Healthy heart is able to switch appropriately between glucose and fatty acids (FAs) to meet the energy requirements. Due to rapid energy turnover and low energy storage capacity, myocardial functioning relies on energy substrate levels in blood plasma. Availability and utilization of energy substrates can determine the outcome of cardiovascular events, particularly ischemia related, where stimulated glucose metabolism could be preferable. We hypothesize that changes in metabolism pattern of glucose and FAs in mitochondria determine the outcome of ischemia-reperfusion injury in the fed and fasted states.
Male Wistar rats were randomly separated into two experimental groups, fed (n=18) and fasted (n=18). Rats in the fed group had unlimited access to food, whereas those in the fasted group were deprived of food for 18 h prior to the start of the experiment. The myocardial infarction experiment in isolated hearts from fed (n=10) and fasted (n=10) rats was performed. To determine the accumulation of glucose and palmitate metabolites in mitochondria, hearts were perfused with radiolabelled glucose and palmitate. The preference of substrates in isolated cardiac mitochondria was determined using radiolabelled substrates. Lactate and pyruvate oxidation rates were measured in the presence or absence of different concentrations of palmitoyl-carnitine, while palmitate oxidation rate was measured in the presence or absence of lactate or pyruvate. Permeabilized cardiac fibers were used to measure mitochondrial respiration on pyruvate+malate and palmitoyl-CoA.

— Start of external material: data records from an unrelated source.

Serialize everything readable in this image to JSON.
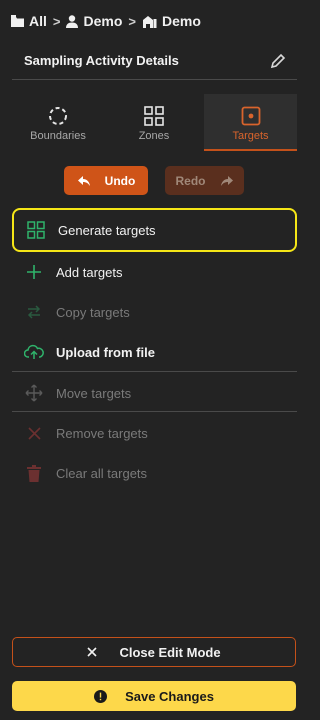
{
  "breadcrumb": {
    "items": [
      {
        "label": "All",
        "icon": "folder-icon"
      },
      {
        "label": "Demo",
        "icon": "person-icon"
      },
      {
        "label": "Demo",
        "icon": "farm-icon"
      }
    ],
    "separator": ">"
  },
  "header": {
    "title": "Sampling Activity Details",
    "edit_icon": "pencil-icon"
  },
  "tabs": [
    {
      "label": "Boundaries",
      "icon": "boundary-icon",
      "active": false
    },
    {
      "label": "Zones",
      "icon": "zones-grid-icon",
      "active": false
    },
    {
      "label": "Targets",
      "icon": "target-icon",
      "active": true
    }
  ],
  "history": {
    "undo_label": "Undo",
    "redo_label": "Redo",
    "undo_icon": "undo-arrow-icon",
    "redo_icon": "redo-arrow-icon"
  },
  "actions": [
    {
      "label": "Generate targets",
      "icon": "grid-icon",
      "enabled": true,
      "highlighted": true
    },
    {
      "label": "Add targets",
      "icon": "plus-icon",
      "enabled": true
    },
    {
      "label": "Copy targets",
      "icon": "swap-arrows-icon",
      "enabled": false
    },
    {
      "label": "Upload from file",
      "icon": "cloud-upload-icon",
      "enabled": true
    },
    {
      "label": "Move targets",
      "icon": "move-icon",
      "enabled": false
    },
    {
      "label": "Remove targets",
      "icon": "x-icon",
      "enabled": false
    },
    {
      "label": "Clear all targets",
      "icon": "trash-icon",
      "enabled": false
    }
  ],
  "footer": {
    "close_label": "Close Edit Mode",
    "save_label": "Save Changes",
    "close_icon": "close-icon",
    "save_icon": "alert-circle-icon"
  },
  "colors": {
    "accent": "#cf5418",
    "green": "#2fb36b",
    "save": "#fdd84a",
    "highlight": "#f5e617"
  }
}
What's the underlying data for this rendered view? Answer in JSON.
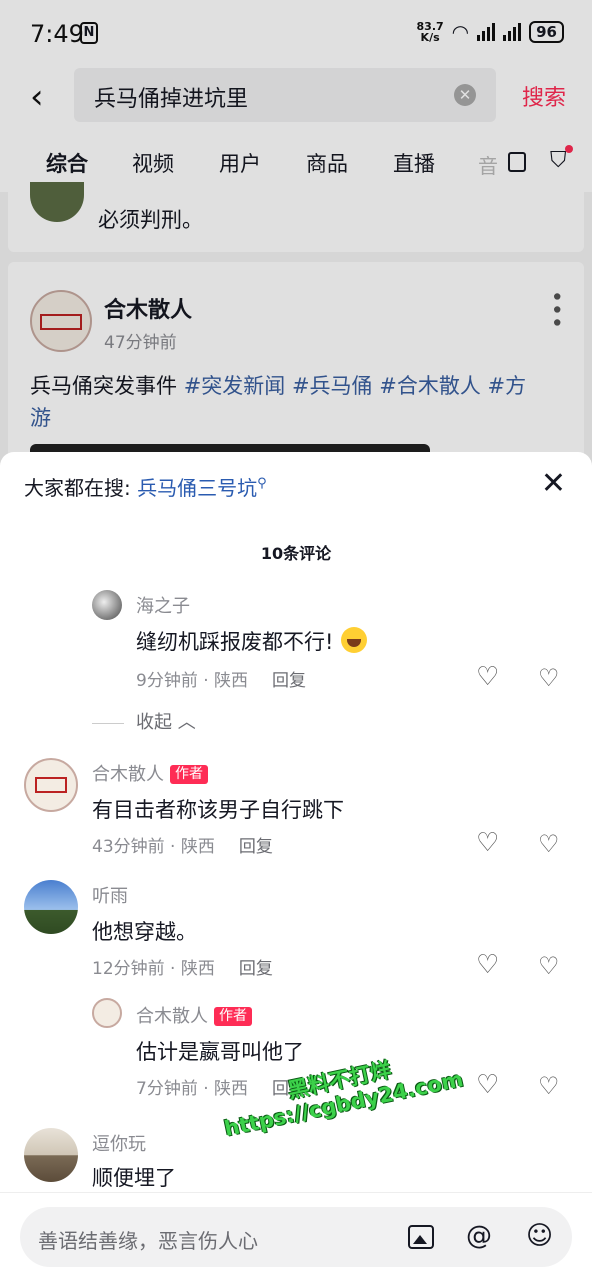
{
  "status": {
    "time": "7:49",
    "speed_top": "83.7",
    "speed_bottom": "K/s",
    "battery": "96"
  },
  "search": {
    "query": "兵马俑掉进坑里",
    "button": "搜索"
  },
  "tabs": [
    "综合",
    "视频",
    "用户",
    "商品",
    "直播",
    "音"
  ],
  "feed": {
    "card1_text": "必须判刑。",
    "card2": {
      "author": "合木散人",
      "logo_text": "合木散人",
      "time": "47分钟前",
      "text_plain": "兵马俑突发事件 ",
      "tags": "#突发新闻 #兵马俑 #合木散人 #方",
      "text_line2": "游"
    }
  },
  "sheet": {
    "hot_prefix": "大家都在搜:",
    "hot_link": "兵马俑三号坑",
    "count": "10条评论",
    "collapse": "收起",
    "reply_label": "回复",
    "author_tag": "作者",
    "comments": [
      {
        "user": "海之子",
        "text": "缝纫机踩报废都不行!",
        "time": "9分钟前",
        "loc": "陕西"
      },
      {
        "user": "合木散人",
        "text": "有目击者称该男子自行跳下",
        "time": "43分钟前",
        "loc": "陕西"
      },
      {
        "user": "听雨",
        "text": "他想穿越。",
        "time": "12分钟前",
        "loc": "陕西"
      },
      {
        "user": "合木散人",
        "text": "估计是嬴哥叫他了",
        "time": "7分钟前",
        "loc": "陕西"
      },
      {
        "user": "逗你玩",
        "text": "顺便埋了"
      }
    ],
    "input_placeholder": "善语结善缘，恶言伤人心"
  },
  "watermark": {
    "line1": "黑料不打烊",
    "line2": "https://cgbdy24.com"
  }
}
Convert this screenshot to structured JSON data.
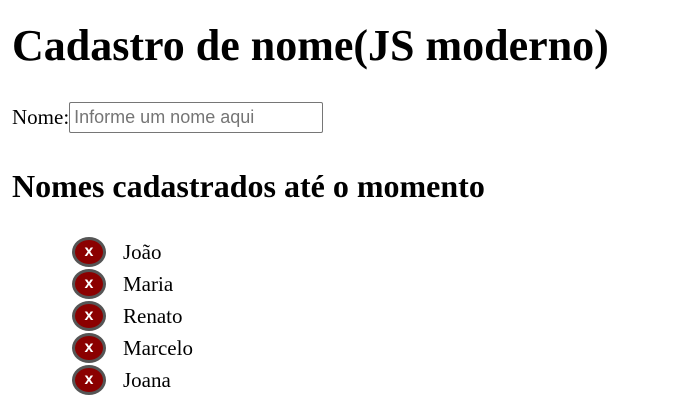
{
  "page": {
    "title": "Cadastro de nome(JS moderno)",
    "list_heading": "Nomes cadastrados até o momento"
  },
  "form": {
    "label": "Nome:",
    "value": "",
    "placeholder": "Informe um nome aqui"
  },
  "names": [
    {
      "name": "João",
      "remove_label": "x"
    },
    {
      "name": "Maria",
      "remove_label": "x"
    },
    {
      "name": "Renato",
      "remove_label": "x"
    },
    {
      "name": "Marcelo",
      "remove_label": "x"
    },
    {
      "name": "Joana",
      "remove_label": "x"
    }
  ],
  "colors": {
    "remove_button_bg": "#8b0000",
    "remove_button_border": "#555555",
    "remove_button_text": "#ffffff"
  },
  "icons": {
    "remove": "close-icon"
  }
}
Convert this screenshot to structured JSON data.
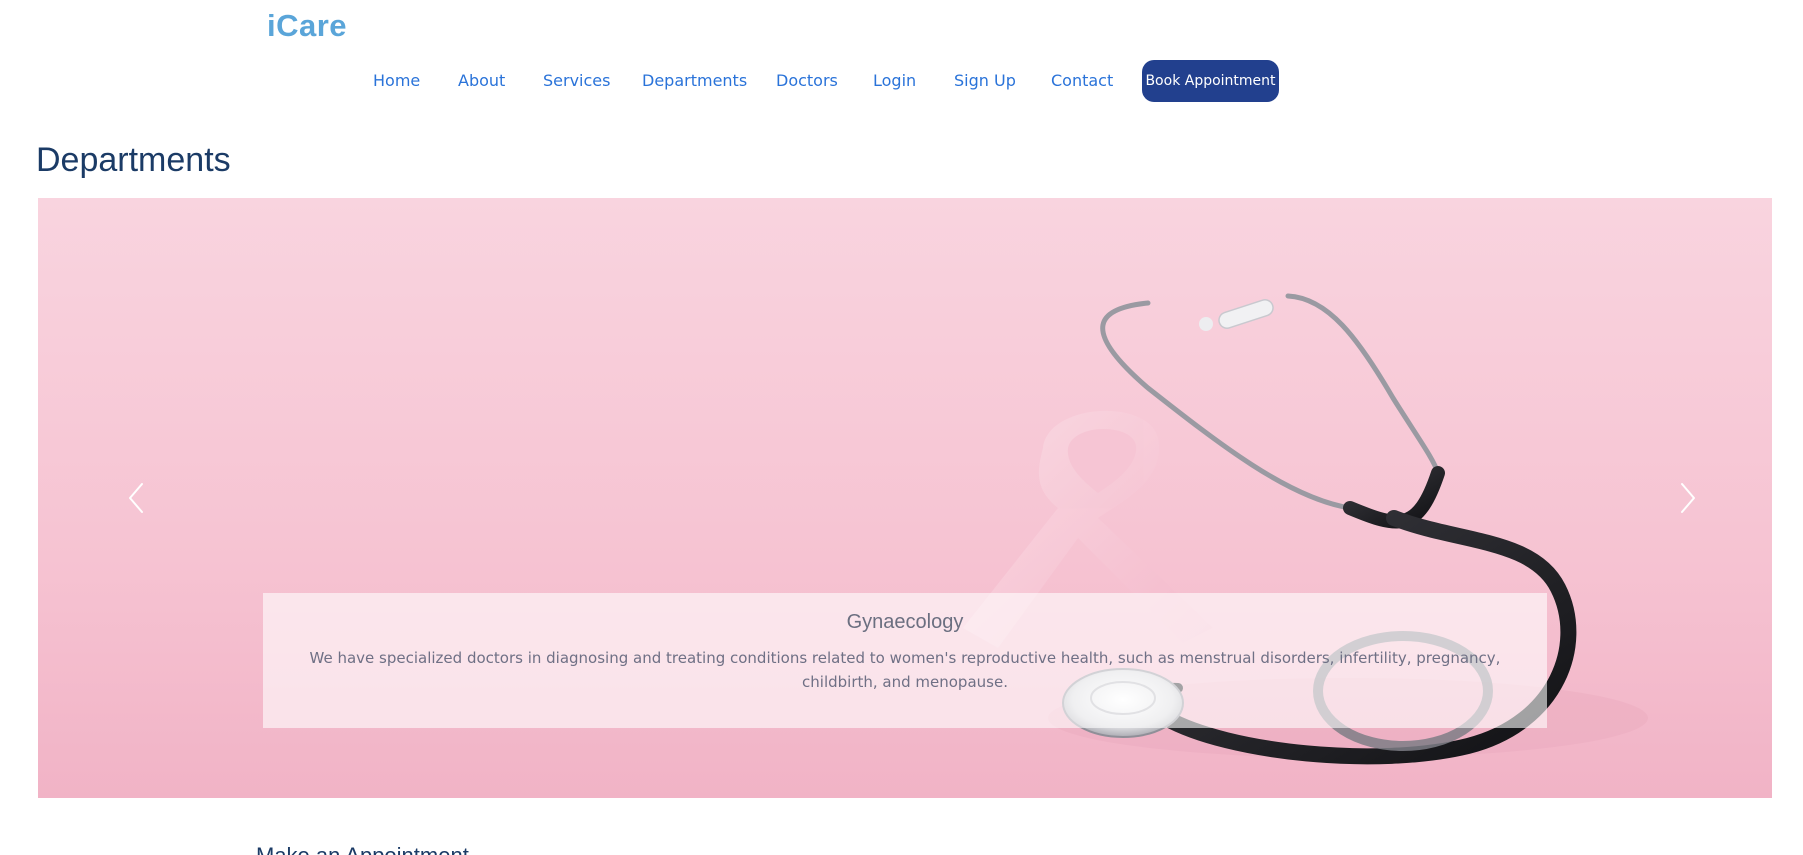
{
  "brand": {
    "logo": "iCare",
    "color": "#5aa5d9"
  },
  "nav": {
    "links": [
      {
        "label": "Home"
      },
      {
        "label": "About"
      },
      {
        "label": "Services"
      },
      {
        "label": "Departments"
      },
      {
        "label": "Doctors"
      },
      {
        "label": "Login"
      },
      {
        "label": "Sign Up"
      },
      {
        "label": "Contact"
      }
    ],
    "cta_label": "Book Appointment",
    "link_color": "#2a73d9",
    "cta_color": "#22408e"
  },
  "departments": {
    "title": "Departments",
    "carousel": {
      "prev_icon": "chevron-left-icon",
      "next_icon": "chevron-right-icon",
      "image": "pink-ribbon-stethoscope",
      "slide": {
        "title": "Gynaecology",
        "text": "We have specialized doctors in diagnosing and treating conditions related to women's reproductive health, such as menstrual disorders, infertility, pregnancy, childbirth, and menopause."
      }
    }
  },
  "appointment": {
    "heading": "Make an Appointment"
  }
}
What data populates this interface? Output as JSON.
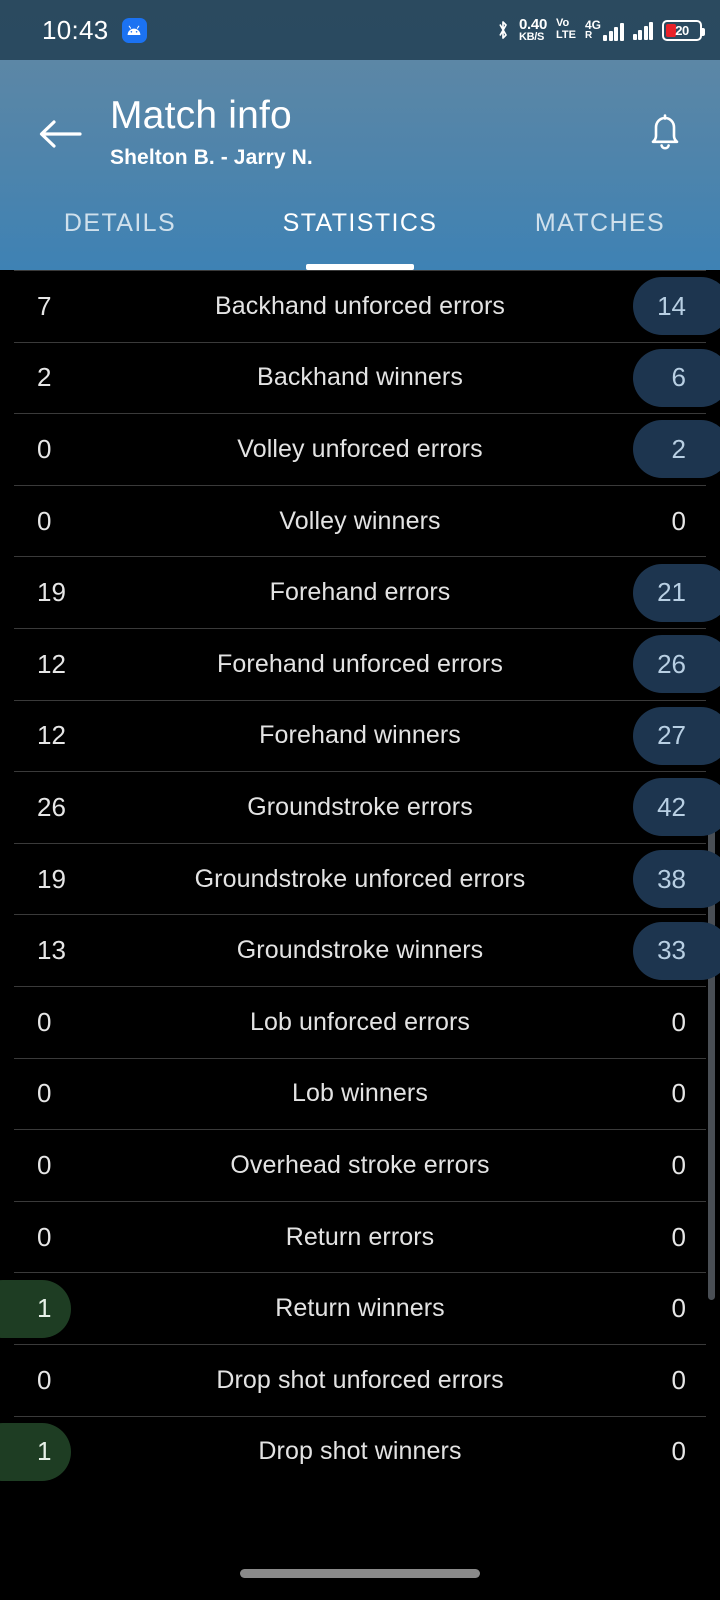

Infarct size in the fed state was 2.7-fold smaller than in the fasted state. Mitochondrial respiration was increased by 20% in the fed state when pyruvate+malate were used as substrates, but no difference was observed when palmitoyl-CoA was used as a respiratory substrate. The content of FA metabolites in mitochondria in the fasted state was 3.5-fold higher than in the fed state. Meanwhile no changes in glucose metabolites were observed in fed and fasted states. Measurements of pyruvate, lactate and palmitate oxidation in mitochondria showed that the oxidation rates are highly dependent on the concentration for these three substrates. Palmitoyl-carnitine effectively reduced the rates of pyruvate and lactate oxidation in mitochondria in a dose-dependent manner. In contrast, only pyruvate, but not lactate, significantly reduced the palmitate oxidation rate in mitochondria.
Our results demonstrate that cardiac recovery from ischemia-reperfusion injury is improved in the fed state due to enhanced lactate and pyruvate (glucose) metabolism. Altogether our results suggest that the activated long chain FAs content within the mitochondria determines the rates of pyruvate and lactate metabolism, particularly in the fasted state.